Horses will behave aggressively for a number of reasons, such as:

  • if threatened or frightened

  • when in pain

  • if frustrated

  • as a result of artificially created social groupings (e.g. in a boarding facility)

  • as a result of inadequate early socialization

  • as a result of certain medical conditions or diseases

  • in an effort to control access to resources, which may be restricted, such as food, breeding partners, water, space etc.

Aggressive behaviour may be subtle, such as pinned ears, or kick threats. It may also take the form of more active behaviours, such as chasing, biting, kicking or striking. Humans are not as adept at reading horse behaviour as horses are, and therefore may be oblivious to subtle signs of aggressive behaviour.

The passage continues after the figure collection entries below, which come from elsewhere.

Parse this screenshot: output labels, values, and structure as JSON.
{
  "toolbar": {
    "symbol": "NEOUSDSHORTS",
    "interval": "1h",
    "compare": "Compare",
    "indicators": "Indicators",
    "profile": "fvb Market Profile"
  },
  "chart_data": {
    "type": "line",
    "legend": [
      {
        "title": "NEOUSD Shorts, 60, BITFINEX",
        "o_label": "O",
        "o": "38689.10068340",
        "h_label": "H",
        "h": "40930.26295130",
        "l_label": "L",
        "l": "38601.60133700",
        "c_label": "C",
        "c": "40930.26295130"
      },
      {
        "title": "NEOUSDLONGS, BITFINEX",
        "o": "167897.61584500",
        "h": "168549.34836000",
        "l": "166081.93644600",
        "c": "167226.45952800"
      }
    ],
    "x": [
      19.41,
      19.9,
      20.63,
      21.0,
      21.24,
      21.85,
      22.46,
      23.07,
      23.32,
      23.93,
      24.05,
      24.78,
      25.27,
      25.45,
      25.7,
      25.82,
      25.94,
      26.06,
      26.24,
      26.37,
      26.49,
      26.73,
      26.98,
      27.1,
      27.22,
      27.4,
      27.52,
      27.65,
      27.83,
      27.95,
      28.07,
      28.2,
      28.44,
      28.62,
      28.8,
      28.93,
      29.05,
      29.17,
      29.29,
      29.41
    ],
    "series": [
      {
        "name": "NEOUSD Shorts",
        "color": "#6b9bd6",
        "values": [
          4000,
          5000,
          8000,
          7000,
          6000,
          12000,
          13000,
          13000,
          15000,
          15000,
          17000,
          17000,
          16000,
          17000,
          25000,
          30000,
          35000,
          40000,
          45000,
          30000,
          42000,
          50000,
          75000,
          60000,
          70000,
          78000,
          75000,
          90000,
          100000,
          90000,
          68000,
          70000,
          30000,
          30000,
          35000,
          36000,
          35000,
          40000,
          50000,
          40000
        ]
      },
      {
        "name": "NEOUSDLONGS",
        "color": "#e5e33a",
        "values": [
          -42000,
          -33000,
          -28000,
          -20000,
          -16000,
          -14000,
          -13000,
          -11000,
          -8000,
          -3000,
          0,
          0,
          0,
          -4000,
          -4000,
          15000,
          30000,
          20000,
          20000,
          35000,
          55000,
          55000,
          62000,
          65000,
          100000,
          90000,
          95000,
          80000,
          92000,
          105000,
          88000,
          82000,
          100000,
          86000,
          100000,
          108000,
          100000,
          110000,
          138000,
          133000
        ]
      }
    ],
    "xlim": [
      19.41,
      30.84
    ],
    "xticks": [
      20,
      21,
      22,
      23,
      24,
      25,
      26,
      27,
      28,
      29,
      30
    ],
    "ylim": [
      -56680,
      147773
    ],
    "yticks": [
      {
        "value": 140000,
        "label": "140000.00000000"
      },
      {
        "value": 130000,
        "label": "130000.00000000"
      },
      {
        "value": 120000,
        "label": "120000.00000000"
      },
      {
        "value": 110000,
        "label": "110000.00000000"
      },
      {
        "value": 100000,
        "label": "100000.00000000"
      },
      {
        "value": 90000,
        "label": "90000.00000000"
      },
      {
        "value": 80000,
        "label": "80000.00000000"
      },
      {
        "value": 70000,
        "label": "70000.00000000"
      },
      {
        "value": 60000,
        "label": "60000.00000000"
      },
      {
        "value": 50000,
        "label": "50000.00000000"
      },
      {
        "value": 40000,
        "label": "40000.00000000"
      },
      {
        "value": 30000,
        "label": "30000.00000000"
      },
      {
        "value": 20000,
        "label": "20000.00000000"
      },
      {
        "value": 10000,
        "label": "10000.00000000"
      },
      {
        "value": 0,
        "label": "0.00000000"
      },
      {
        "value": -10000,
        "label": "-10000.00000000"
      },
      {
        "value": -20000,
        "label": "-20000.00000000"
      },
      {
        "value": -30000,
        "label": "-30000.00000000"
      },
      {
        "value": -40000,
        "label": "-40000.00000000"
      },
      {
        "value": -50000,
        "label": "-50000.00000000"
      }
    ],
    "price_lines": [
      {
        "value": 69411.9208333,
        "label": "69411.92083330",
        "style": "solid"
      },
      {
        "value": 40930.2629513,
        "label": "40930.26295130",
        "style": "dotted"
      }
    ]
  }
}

Aggression in horses towards humans is not a sign of dominance, or trying to maintain 'alpha' or 'head horse' status. While the belief that horse herds have linear hierarchies was debunked long-ago, it's a incorrect notion that sadly still persists. Numerous studies have shown that there is no one horse that makes all the decisions, or uses aggression to lead the others. What dominance is defined as, is a temporary relationship state between two animals to determine who will control access to a resource.

Horses may behave aggressively towards people if they feel threatened, or if they are trying to escape or avoid doing what the person wants them to do. They may also behave aggressively as a result of previous experience. For example, a person approaches with a bucket of grain, the horse pins their ears, the person puts the grain down and retreats. In such instances, it is critical to determine the original root cause of the aggressive behaviour and address that, rather than simply trying to suppress the current aggressive behaviour using punishment. A horse who behaves aggressively when a human approaches with grain may have an undiagnosed ulcer, or may be being fed in ways that cause physical and mental distress (i.e. set feedings, with periods of fasting in between) leading the horse to feel frustration. Punishment can only tell an animal what not to do, and it can't resolve the reason the behaviour occurred in the first place.

Resolving aggression in horses

Equine behaviourists and horse behaviour consultants take a multi-pronged approach to resolving aggression: they determine and address why the behaviour is happening, they identify and address any factors that are maintaining the behaviour, and they teach the horse how they should behave instead. In some instances, the horse's owner or trainer may also need to change their behaviour, if it contributes to causing the horse to behave aggressively.

In general, it is not necessary to use punishment to address aggressive behaviour in horses. Using punishment is also not advised by animal behaviour specialists, as it can worsen aggressive behaviour, or create additional unwanted behaviour problems. Instead, equine behaviourists and horse behaviour consultants use effective - and horse-friendly - methods to successfully resolve even the most serious aggression cases.


Horses behaving aggressively are not only dangerous to be around, their behaviour usually also indicates a high level of stress and unhappiness. If your horse is behaving aggressively, first have your veterinarian rule out physical or medical reasons for the behaviour. Next, seek the help of a qualified equine behaviourist or horse behaviour consultant to help you safely resolve the issue.